McMaster research team to lead cross-country COVID-19 network
Research about COVID-19 is expanding almost as fast as the virus itself and that can make things confusing for researchers and policy-makers trying to keep up with the best available evidence.
A team of McMaster University researchers has been tapped to lead a national coalition that will help co-ordinate COVID-19 research across the country. The goal of the COVID-19 Evidence Network is to provide the most up-to-date scientific findings to help guide public policy while also trying to reduce the duplication of effort for researchers.
Led by John Lavis, director of the McMaster Health Forum and a health research methods professor, the COVID-19 Evidence Network has just been awarded a $1 million grant from the Canadian Institutes of Health Research.
Here are five questions and answers with Lavis about the network, which have been edited slightly for length and clarity.
What types of research are going to be co-ordinated through this initiative?
What's known about the science that can be directly used by decision makers, especially by government? What do all of the available studies tell us about public health measures, like masks. What do all of the available studies tell us about whether this new particular drug treatment is effective? What do all the studies tell us on the health systems side of making sure the vaccine gets rolled out in ways that gets as many Canadians vaccinated as quickly as possible? We're not doing the upstream basic science - it's the more applied public health, clinical health systems, and economic and social research that we're focused on."
Why is an initiative such as this needed in Canada?
The biggest challenge is the amount of duplication and lack of coordination in this evidence synthesis response. (Evidence synthesis is another term for systematic review of data and studies.) For some questions - like prognosis questions, such as what factors predict what people are more likely to have severe disease - we gave up counting after 200 evidence syntheses had been published. So there are a lot of people out there whose hearts are in the right place but we don't need 200 reviews. In contrast, there are many other domains where we don't have an evidence synthesis. So part of it is reducing duplication and also identifying the areas where we need new evidence syntheses.
The other thing we'll do with this grant is better co-ordinate the Canadian response with Canada-specific syntheses. Right now on any given day, there are probably 10 or 15 groups out there synthesizing evidence to inform vaccine rollout but they're all asking and answering the same question. We can probably get farther faster by building one really good team that updated that review every couple of weeks."
Are there any particular areas that you see as being a priority?
The No. 1 right now is vaccine rollout. Everybody is really trying to figure out vaccine rollout. From our perspective, there are five buckets where there are a whole set of unanswered questions. The first is securing and distributing a reliable supply of vaccines - lots of really tough questions around managing inventory, distributing within the country given the ultracold chain that is required. The second is allocating vaccines equitably. The list of who should be given priority keeps being adjusted. The third is communicating vaccine allocation plans and the safety and effectiveness of vaccines. The fourth is administering vaccines in ways that optimize timely uptake. Ontario is doing a lot of the early rollout through hospitals but if we want to vaccinate a big proportion of the 12 million-plus Ontarians, we're going to need to use many different ways of getting people vaccinated. And the fifth bucket of questions have to do with surveillance, monitoring and evaluation.

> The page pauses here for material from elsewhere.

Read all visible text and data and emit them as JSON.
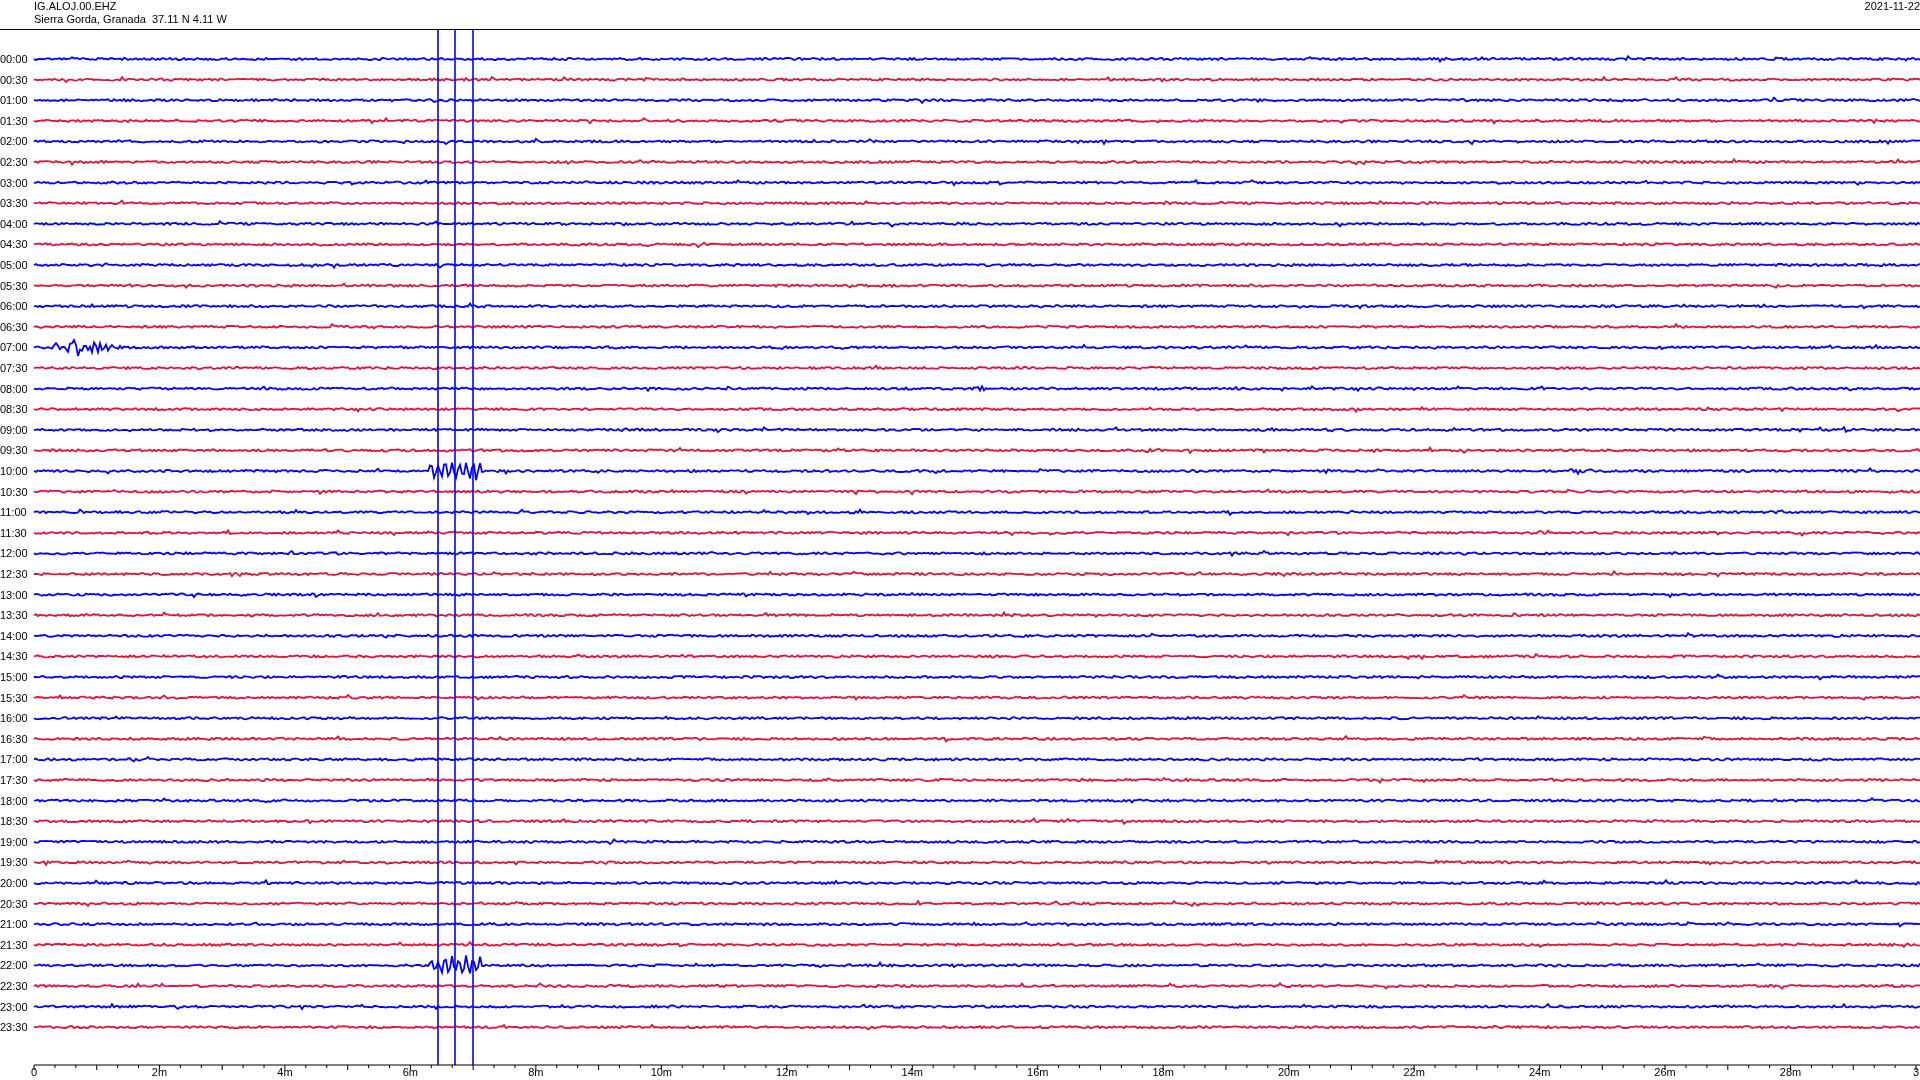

How do we track adverse effects and how do we act on them quickly?"
How will you and your team organize and communicate with researchers across the country?
The biggest group we're trying to engage is actually the decision makers not the researchers. If we can get the big-picture questions they're grappling with, then we can produce more timely, relevant syntheses to meet their needs as they emerge. The biggest challenge we are dealing with right now is how do we organize an appropriate way of taking in questions so we're focused on the questions that really matter to the decision makers and we're getting them the evidence they need in a timely way. The second thing we're doing is keeping track of the evidence syntheses being produced by all the groups in the world, and through the inventory we're identifying the best ones. The third thing we're doing is horizon scanning. Every month, we review all the horizon scanning initiatives around the world for COVID-19 and say What are the emerging issues?' The final piece is working with researchers trying to unite all of the evidence synthesis shops in this country and trying to keep on track of the questions they're working on."
Time must be a significant pressure here because at some point, the pandemic will conclude. Can this initiative move quickly?
There are two types of products we have been producing. One we call rapid evidence profiles and we can turn those around in as short as four hours up to three days, depending on the complexity of the issue. The other type of syntheses that we have (come from) teams across the country that can produce in the five- to 10-day timeline. This might be a case where there is no existing evidence syntheses and we need a team who can quickly pull together all of the primary studies based on the best available science.
Before COVID, we used to think we were doing a good job if we could do rapid syntheses in three, 10 or 30 business days. But with COVID, we've sometimes had to cut it down to only four hours because of how quickly decisions are being made."